Electrohydrodynamic peristaltic microfluidic flow with thermal and molecular analysis featuring sloped configurations

Abstract

Abstract This study examines the simultaneous impacts of thermal and molecular transfer of non-Newtonian fluid propelled by the collective impact of electroosmosis and peristaltic pumping via inclined channel. Internal frictional heating and heat generation are also taken into consideration. The electrohydrodynamic phenomenon is described by the nonlinear Poisson–Boltzmann equation.
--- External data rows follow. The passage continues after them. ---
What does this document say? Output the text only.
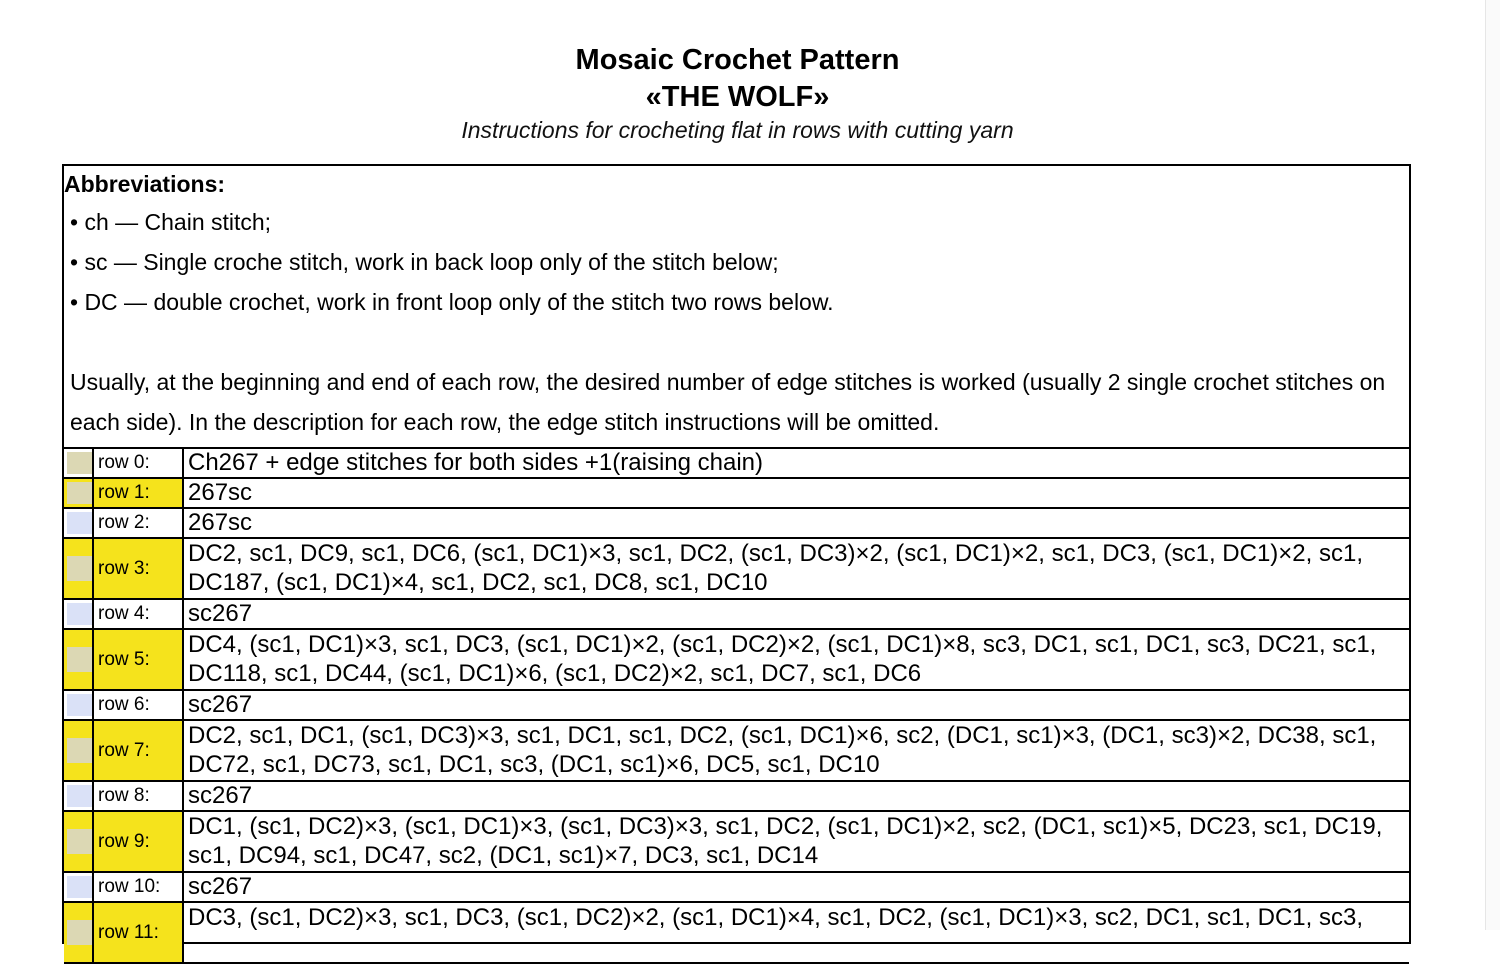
Mosaic Crochet Pattern
«THE WOLF»
Instructions for crocheting flat in rows with cutting yarn
Abbreviations:
• ch — Chain stitch;
• sc — Single croche stitch, work in back loop only of the stitch below;
• DC — double crochet, work in front loop only of the stitch two rows below.
Usually, at the beginning and end of each row, the desired number of edge stitches is worked (usually 2 single crochet stitches on each side). In the description for each row, the edge stitch instructions will be omitted.
row 0:	Ch267 + edge stitches for both sides +1(raising chain)
row 1:	267sc
row 2:	267sc
row 3:
DC2, sc1, DC9, sc1, DC6, (sc1, DC1)×3, sc1, DC2, (sc1, DC3)×2, (sc1, DC1)×2, sc1, DC3, (sc1, DC1)×2, sc1, DC187, (sc1, DC1)×4, sc1, DC2, sc1, DC8, sc1, DC10
row 4:	sc267
row 5:
DC4, (sc1, DC1)×3, sc1, DC3, (sc1, DC1)×2, (sc1, DC2)×2, (sc1, DC1)×8, sc3, DC1, sc1, DC1, sc3, DC21, sc1, DC118, sc1, DC44, (sc1, DC1)×6, (sc1, DC2)×2, sc1, DC7, sc1, DC6
row 6:	sc267
row 7:
DC2, sc1, DC1, (sc1, DC3)×3, sc1, DC1, sc1, DC2, (sc1, DC1)×6, sc2, (DC1, sc1)×3, (DC1, sc3)×2, DC38, sc1, DC72, sc1, DC73, sc1, DC1, sc3, (DC1, sc1)×6, DC5, sc1, DC10
row 8:	sc267
row 9:
DC1, (sc1, DC2)×3, (sc1, DC1)×3, (sc1, DC3)×3, sc1, DC2, (sc1, DC1)×2, sc2, (DC1, sc1)×5, DC23, sc1, DC19, sc1, DC94, sc1, DC47, sc2, (DC1, sc1)×7, DC3, sc1, DC14
row 10:	sc267
row 11:
DC3, (sc1, DC2)×3, sc1, DC3, (sc1, DC2)×2, (sc1, DC1)×4, sc1, DC2, (sc1, DC1)×3, sc2, DC1, sc1, DC1, sc3,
The problem is modulated mathematically through a system of coupled non-linear differential equations in wave frame of reference. Using the regular perturbation method around a small wave number δ, we obtain sequential solutions for stream function ψ, electric potential ϕ, velocity u , pressure gradient dp dx , temperature θ and concentration Ω distributions. The influences of newly arising parameters such as the electroosmotic parameter m e , relaxation time parameter λ 1 , retardation time parameter λ 2 , wave number δ, Reynold’s number Re , heat generation parameter β, Prandtl number Pr , Schmidt number Sc , Froude number Fr and Soret number Sr on physical characteristics are analyzed graphically. There is an inverse correlation between the parameters of relaxation time and retardation time and their effects on axial velocity, concentration, and temperature distributions. In particular, the temperature of the fluid increases as the EDL parameter, relaxation time parameter, viscous dissipation parameter, and Reynolds number increase, but decreases as the retardation time parameter increases. Moreover, the axial pressure gradient increases as Reynolds number and inclination angle increase, while it decreases as Froude number increases. The current model has applicability in the chemical industry, reservoir engineering, micro-fabrication, and biomedical applications, where electroosmotic effects on heat and mass movement are crucial.